Contents of Active Learning
Teaching methods are mainly based on lectures and practical demonstrations using E-views and Stata. PowerPoint slides will be given to the students before each lecture so they can make the necessary preparations for the forthcoming classes. The instructor will first discuss the concepts and rationales behind each topic to increase students' theoretical knowledge. Then the instructor will solve several problems in class using statistical software. Afterward, students must solve the prescribed exercises and problems at home and discuss their solutions in class. Then the instructor will address all critical issues so students can rectify their mistakes.

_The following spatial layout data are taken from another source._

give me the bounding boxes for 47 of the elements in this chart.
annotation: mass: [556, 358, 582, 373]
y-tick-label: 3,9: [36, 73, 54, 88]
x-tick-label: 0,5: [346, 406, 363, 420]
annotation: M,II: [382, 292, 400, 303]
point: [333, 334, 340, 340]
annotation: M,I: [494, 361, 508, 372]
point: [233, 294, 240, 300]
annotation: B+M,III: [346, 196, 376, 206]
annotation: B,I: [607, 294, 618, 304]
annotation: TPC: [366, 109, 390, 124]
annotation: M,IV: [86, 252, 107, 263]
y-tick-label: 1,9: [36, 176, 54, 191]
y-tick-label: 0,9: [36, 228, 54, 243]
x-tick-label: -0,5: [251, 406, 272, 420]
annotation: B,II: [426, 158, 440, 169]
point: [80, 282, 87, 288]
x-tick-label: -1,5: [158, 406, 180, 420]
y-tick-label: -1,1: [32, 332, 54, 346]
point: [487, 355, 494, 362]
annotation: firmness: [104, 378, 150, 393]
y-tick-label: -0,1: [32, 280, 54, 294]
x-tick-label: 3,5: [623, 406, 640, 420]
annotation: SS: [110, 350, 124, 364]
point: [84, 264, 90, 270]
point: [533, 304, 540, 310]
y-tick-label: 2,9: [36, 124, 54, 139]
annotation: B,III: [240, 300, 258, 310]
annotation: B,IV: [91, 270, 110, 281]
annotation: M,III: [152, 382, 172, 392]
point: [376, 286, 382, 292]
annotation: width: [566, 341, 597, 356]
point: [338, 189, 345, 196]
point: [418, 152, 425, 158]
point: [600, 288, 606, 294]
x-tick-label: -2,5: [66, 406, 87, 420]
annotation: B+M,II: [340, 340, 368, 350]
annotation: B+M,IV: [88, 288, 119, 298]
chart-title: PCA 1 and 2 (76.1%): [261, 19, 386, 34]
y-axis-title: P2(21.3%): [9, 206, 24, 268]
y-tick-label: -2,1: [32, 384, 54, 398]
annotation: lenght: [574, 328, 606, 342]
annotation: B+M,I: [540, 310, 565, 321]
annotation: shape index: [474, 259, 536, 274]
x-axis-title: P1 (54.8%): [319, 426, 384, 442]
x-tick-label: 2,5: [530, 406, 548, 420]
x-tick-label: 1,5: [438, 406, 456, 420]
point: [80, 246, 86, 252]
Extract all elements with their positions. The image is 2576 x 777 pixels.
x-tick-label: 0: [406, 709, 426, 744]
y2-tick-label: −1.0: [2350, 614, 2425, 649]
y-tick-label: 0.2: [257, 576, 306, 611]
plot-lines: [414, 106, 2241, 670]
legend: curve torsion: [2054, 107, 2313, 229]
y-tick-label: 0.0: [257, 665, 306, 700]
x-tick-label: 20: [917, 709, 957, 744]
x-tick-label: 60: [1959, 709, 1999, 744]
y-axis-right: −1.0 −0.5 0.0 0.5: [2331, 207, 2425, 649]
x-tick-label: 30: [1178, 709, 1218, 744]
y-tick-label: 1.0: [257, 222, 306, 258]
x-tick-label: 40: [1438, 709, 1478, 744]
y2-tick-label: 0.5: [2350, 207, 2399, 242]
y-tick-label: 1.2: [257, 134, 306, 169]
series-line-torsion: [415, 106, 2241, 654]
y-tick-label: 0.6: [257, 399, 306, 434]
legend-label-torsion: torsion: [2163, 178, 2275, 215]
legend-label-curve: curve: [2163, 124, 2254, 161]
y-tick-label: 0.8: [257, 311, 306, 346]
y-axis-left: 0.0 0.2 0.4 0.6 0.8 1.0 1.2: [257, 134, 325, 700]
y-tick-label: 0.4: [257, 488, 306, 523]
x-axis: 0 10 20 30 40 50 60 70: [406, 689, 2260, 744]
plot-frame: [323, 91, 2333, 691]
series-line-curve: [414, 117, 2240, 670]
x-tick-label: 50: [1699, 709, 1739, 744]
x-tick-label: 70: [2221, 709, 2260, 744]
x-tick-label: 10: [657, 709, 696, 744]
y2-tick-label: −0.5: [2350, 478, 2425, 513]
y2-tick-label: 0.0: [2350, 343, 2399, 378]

Grading Criteria and Methods
Class contributions 20%
Presentation and assignment 30%
Final paper 50%

How to Disclose Assignments and Exam Results
In the classroom
Precautions and Requirements for Course Registration
Must have strong motivation to carry out research. This class will be offered on campus in person. However, some classes may be offered online via Zoom.
Practical Education
Not avialable
Remarks
In cases where any differences arise between the English version and the original Japanese version, the Japanese version shall prevail as the official authoritative version.